Asian Americans and African Americans, of course, have a charged relationship in this country, and particularly in our cities.  Which I understand on the one hand but also think is really a shame, because there is so much we can gain from each other's experience.  There is a fine line between cultural appreciation and cultural appropriation, and I'll be the first to admit I often don't know where that line is, but if there is such a thing as cultural appreciation it seems to me that Asians and blacks can and do connect there.  And, for all of the tension around Asian businesses exploiting black neighborhoods, there is also opportunity to feel a kinship around issues of economic opportunity and business formation, but we need to make the effort to cultivate that kinship.  Finally, I would be remiss if I did not acknowledge the great debt that well-off Asian Americans in particular owe to the courageous work of urban African American leaders during the civil rights movement, without which immigration policies would not have allowed so many well-educated Asian Americans (like both of my parents) to come to this country to achieve a better life for themselves and their children.  Would that more Asians and blacks engage on these areas of commonality and shared history, rather than being resistant to or ignorant of one another.
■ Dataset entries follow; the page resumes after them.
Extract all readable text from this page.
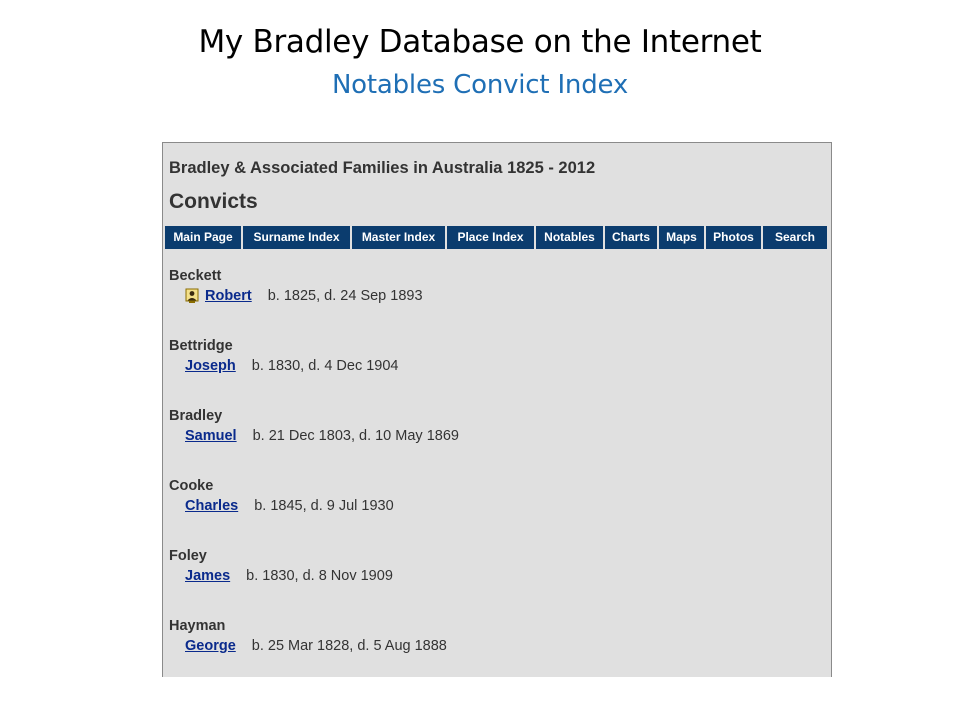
My Bradley Database on the Internet
Notables Convict Index
Bradley & Associated Families in Australia 1825 - 2012
Convicts
Main Page	Surname Index	Master Index	Place Index	Notables	Charts	Maps	Photos	Search
Beckett
Robert b. 1825, d. 24 Sep 1893
Bettridge
Joseph b. 1830, d. 4 Dec 1904
Bradley
Samuel b. 21 Dec 1803, d. 10 May 1869
Cooke
Charles b. 1845, d. 9 Jul 1930
Foley
James b. 1830, d. 8 Nov 1909
Hayman
George b. 25 Mar 1828, d. 5 Aug 1888
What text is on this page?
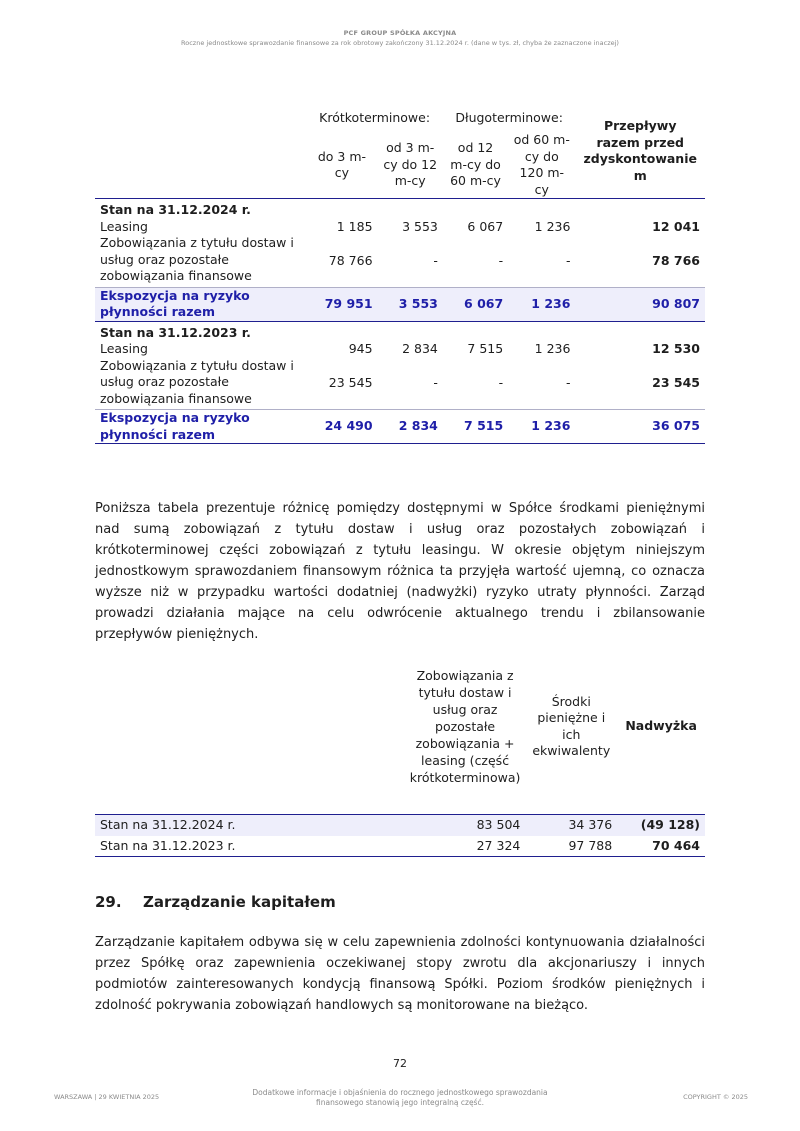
PCF GROUP SPÓŁKA AKCYJNA
Roczne jednostkowe sprawozdanie finansowe za rok obrotowy zakończony 31.12.2024 r. (dane w tys. zł, chyba że zaznaczone inaczej)
	Krótkoterminowe:		Długoterminowe:		Przepływy razem przed zdyskontowanie m
	do 3 m-cy	od 3 m-cy do 12 m-cy	od 12 m-cy do 60 m-cy	od 60 m-cy do 120 m-cy	
Stan na 31.12.2024 r.					
Leasing	1 185	3 553	6 067	1 236	12 041
Zobowiązania z tytułu dostaw i usług oraz pozostałe zobowiązania finansowe	78 766	-	-	-	78 766
Ekspozycja na ryzyko płynności razem	79 951	3 553	6 067	1 236	90 807
Stan na 31.12.2023 r.					
Leasing	945	2 834	7 515	1 236	12 530
Zobowiązania z tytułu dostaw i usług oraz pozostałe zobowiązania finansowe	23 545	-	-	-	23 545
Ekspozycja na ryzyko płynności razem	24 490	2 834	7 515	1 236	36 075
Poniższa tabela prezentuje różnicę pomiędzy dostępnymi w Spółce środkami pieniężnymi nad sumą zobowiązań z tytułu dostaw i usług oraz pozostałych zobowiązań i krótkoterminowej części zobowiązań z tytułu leasingu. W okresie objętym niniejszym jednostkowym sprawozdaniem finansowym różnica ta przyjęła wartość ujemną, co oznacza wyższe niż w przypadku wartości dodatniej (nadwyżki) ryzyko utraty płynności. Zarząd prowadzi działania mające na celu odwrócenie aktualnego trendu i zbilansowanie przepływów pieniężnych.
	Zobowiązania z tytułu dostaw i usług oraz pozostałe zobowiązania + leasing (część krótkoterminowa)	Środki pieniężne i ich ekwiwalenty	Nadwyżka
Stan na 31.12.2024 r.	83 504	34 376	(49 128)
Stan na 31.12.2023 r.	27 324	97 788	70 464
29. Zarządzanie kapitałem
Zarządzanie kapitałem odbywa się w celu zapewnienia zdolności kontynuowania działalności przez Spółkę oraz zapewnienia oczekiwanej stopy zwrotu dla akcjonariuszy i innych podmiotów zainteresowanych kondycją finansową Spółki. Poziom środków pieniężnych i zdolność pokrywania zobowiązań handlowych są monitorowane na bieżąco.
72
WARSZAWA | 29 KWIETNIA 2025	Dodatkowe informacje i objaśnienia do rocznego jednostkowego sprawozdania finansowego stanowią jego integralną część.
COPYRIGHT © 2025
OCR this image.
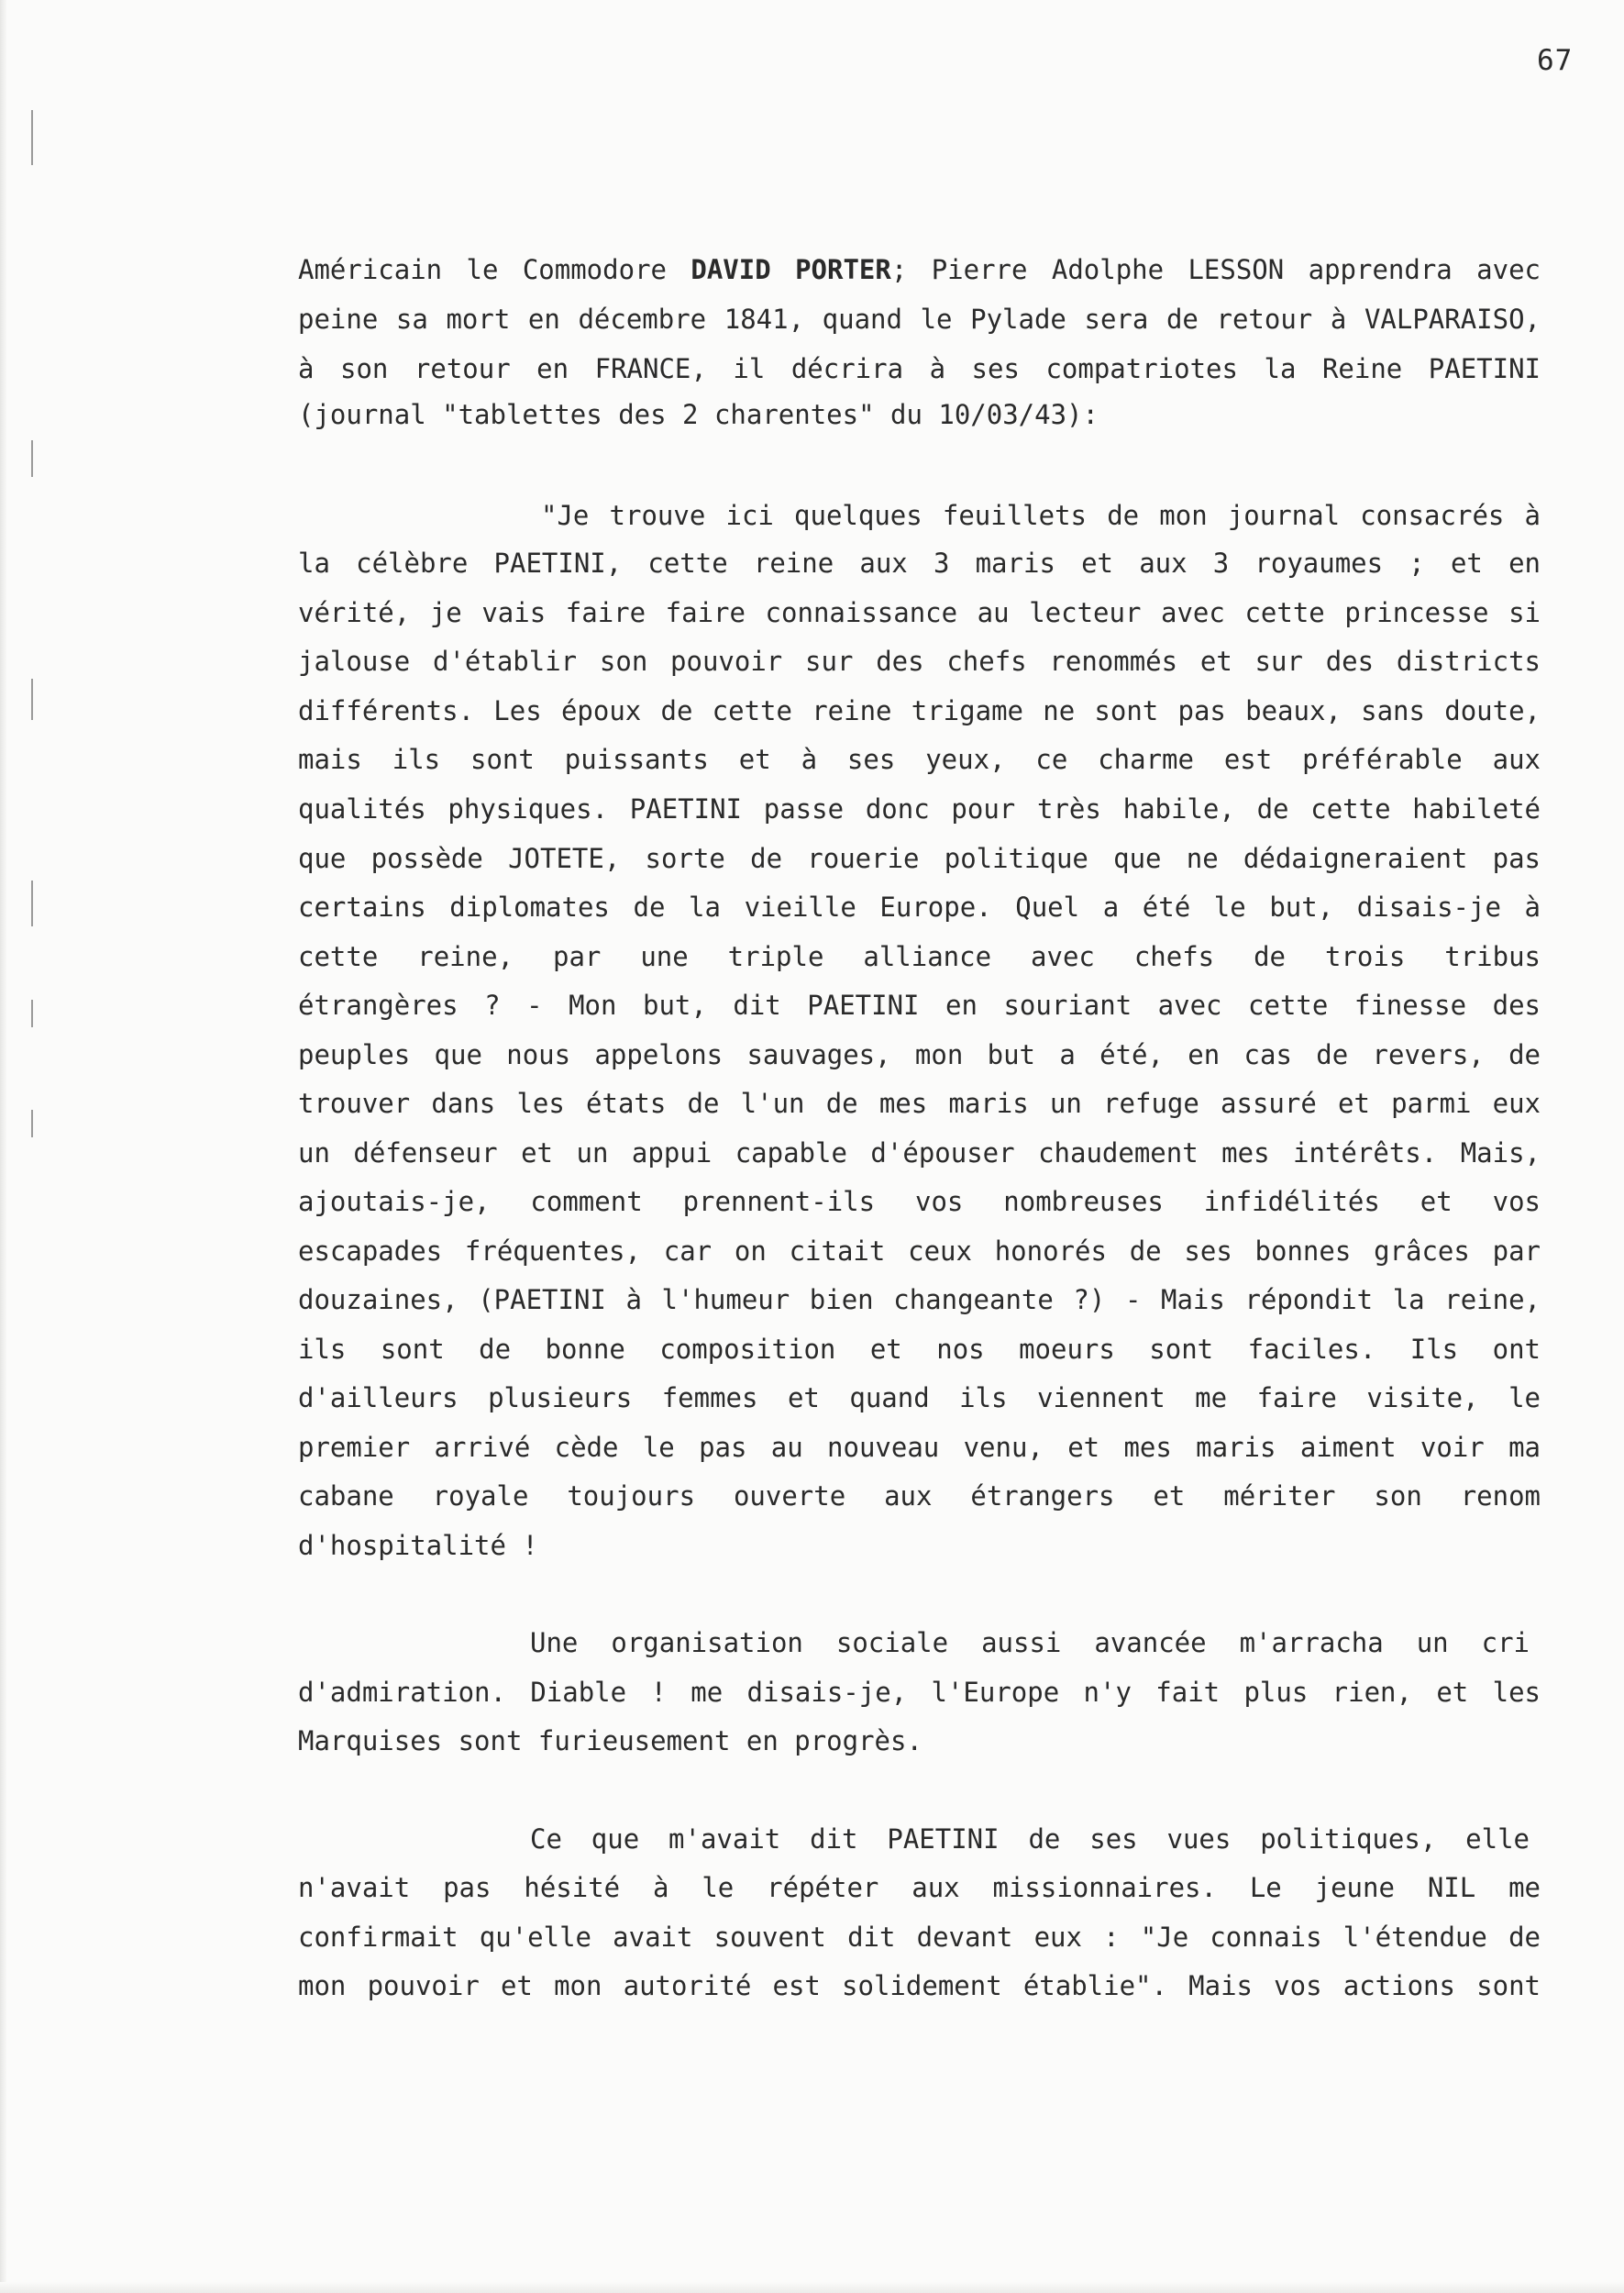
67
Américain le Commodore DAVID PORTER; Pierre Adolphe LESSON apprendra avec
peine sa mort en décembre 1841, quand le Pylade sera de retour à VALPARAISO,
à son retour en FRANCE, il décrira à ses compatriotes la Reine PAETINI
(journal "tablettes des 2 charentes" du 10/03/43):
"Je trouve ici quelques feuillets de mon journal consacrés à
la célèbre PAETINI, cette reine aux 3 maris et aux 3 royaumes ; et en
vérité, je vais faire faire connaissance au lecteur avec cette princesse si
jalouse d'établir son pouvoir sur des chefs renommés et sur des districts
différents. Les époux de cette reine trigame ne sont pas beaux, sans doute,
mais ils sont puissants et à ses yeux, ce charme est préférable aux
qualités physiques. PAETINI passe donc pour très habile, de cette habileté
que possède JOTETE, sorte de rouerie politique que ne dédaigneraient pas
certains diplomates de la vieille Europe. Quel a été le but, disais-je à
cette reine, par une triple alliance avec chefs de trois tribus
étrangères ? - Mon but, dit PAETINI en souriant avec cette finesse des
peuples que nous appelons sauvages, mon but a été, en cas de revers, de
trouver dans les états de l'un de mes maris un refuge assuré et parmi eux
un défenseur et un appui capable d'épouser chaudement mes intérêts. Mais,
ajoutais-je, comment prennent-ils vos nombreuses infidélités et vos
escapades fréquentes, car on citait ceux honorés de ses bonnes grâces par
douzaines, (PAETINI à l'humeur bien changeante ?) - Mais répondit la reine,
ils sont de bonne composition et nos moeurs sont faciles. Ils ont
d'ailleurs plusieurs femmes et quand ils viennent me faire visite, le
premier arrivé cède le pas au nouveau venu, et mes maris aiment voir ma
cabane royale toujours ouverte aux étrangers et mériter son renom
d'hospitalité !
Une organisation sociale aussi avancée m'arracha un cri
d'admiration. Diable ! me disais-je, l'Europe n'y fait plus rien, et les
Marquises sont furieusement en progrès.
Ce que m'avait dit PAETINI de ses vues politiques, elle
n'avait pas hésité à le répéter aux missionnaires. Le jeune NIL me
confirmait qu'elle avait souvent dit devant eux : "Je connais l'étendue de
mon pouvoir et mon autorité est solidement établie". Mais vos actions sont
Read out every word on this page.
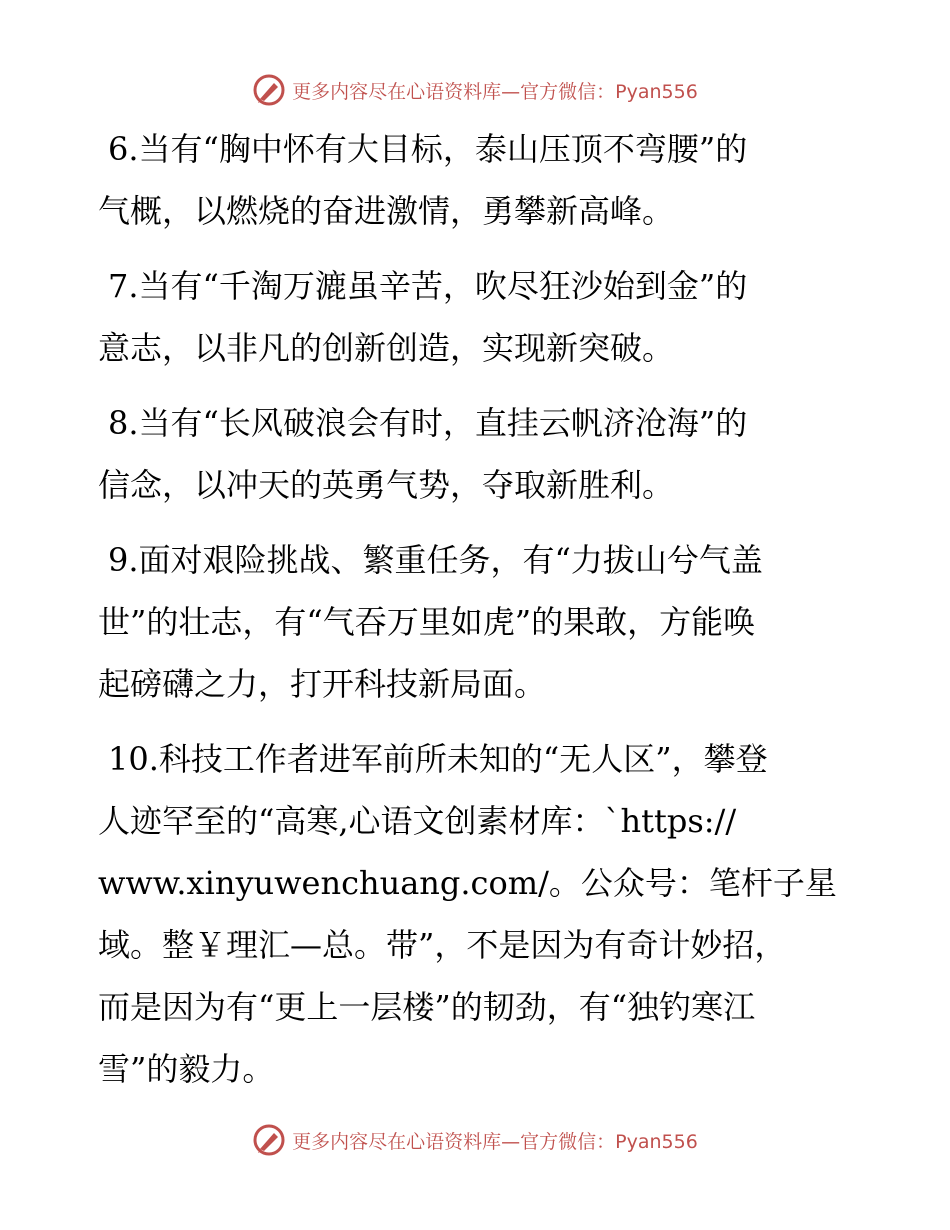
更多内容尽在心语资料库—官方微信：Pyan556

6.当有“胸中怀有大目标，泰山压顶不弯腰”的
气概，以燃烧的奋进激情，勇攀新高峰。

7.当有“千淘万漉虽辛苦，吹尽狂沙始到金”的
意志，以非凡的创新创造，实现新突破。

8.当有“长风破浪会有时，直挂云帆济沧海”的
信念，以冲天的英勇气势，夺取新胜利。

9.面对艰险挑战、繁重任务，有“力拔山兮气盖
世”的壮志，有“气吞万里如虎”的果敢，方能唤
起磅礴之力，打开科技新局面。

10.科技工作者进军前所未知的“无人区”，攀登
人迹罕至的“高寒,心语文创素材库：`https://
www.xinyuwenchuang.com/。公众号：笔杆子星
域。整￥理汇—总。带”，不是因为有奇计妙招，
而是因为有“更上一层楼”的韧劲，有“独钓寒江
雪”的毅力。

更多内容尽在心语资料库—官方微信：Pyan556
Finally, Asians share in common with Hispanics a sense of otherness in this country, of speaking a different language at home and of being seen as foreign no matter how good your accent is or how long your family has been in America.  The struggle is real, and the struggle is similar.  And, like Asians, Hispanics are simultaneously one group and many countries of origin, identifying as a bloc but also feeling deep roots to a particular motherland.  Not to mention the fact that we are often seen as monolithic blocs when in fact, besides country of origin and length of time in America, we can span a very wide range of socio-economic levels, religious beliefs, and political engagement.  I feel like all of this should engender way more of a sense of brotherhood than currently exists, especially given how deeply each group values family and defines it in such an expansive way.  We Asian Americans can do better in standing in solidarity with our Hispanic brethren.

I have for the sake of convenience made some sweeping generalizations, which obviously mask a lot of differences and nuances.  But hopefully something here has encouraged you, if you are Asian American, to consider how to get on the field.  You have much to gain and much to give.  Don't be on the sidelines during the game of a lifetime.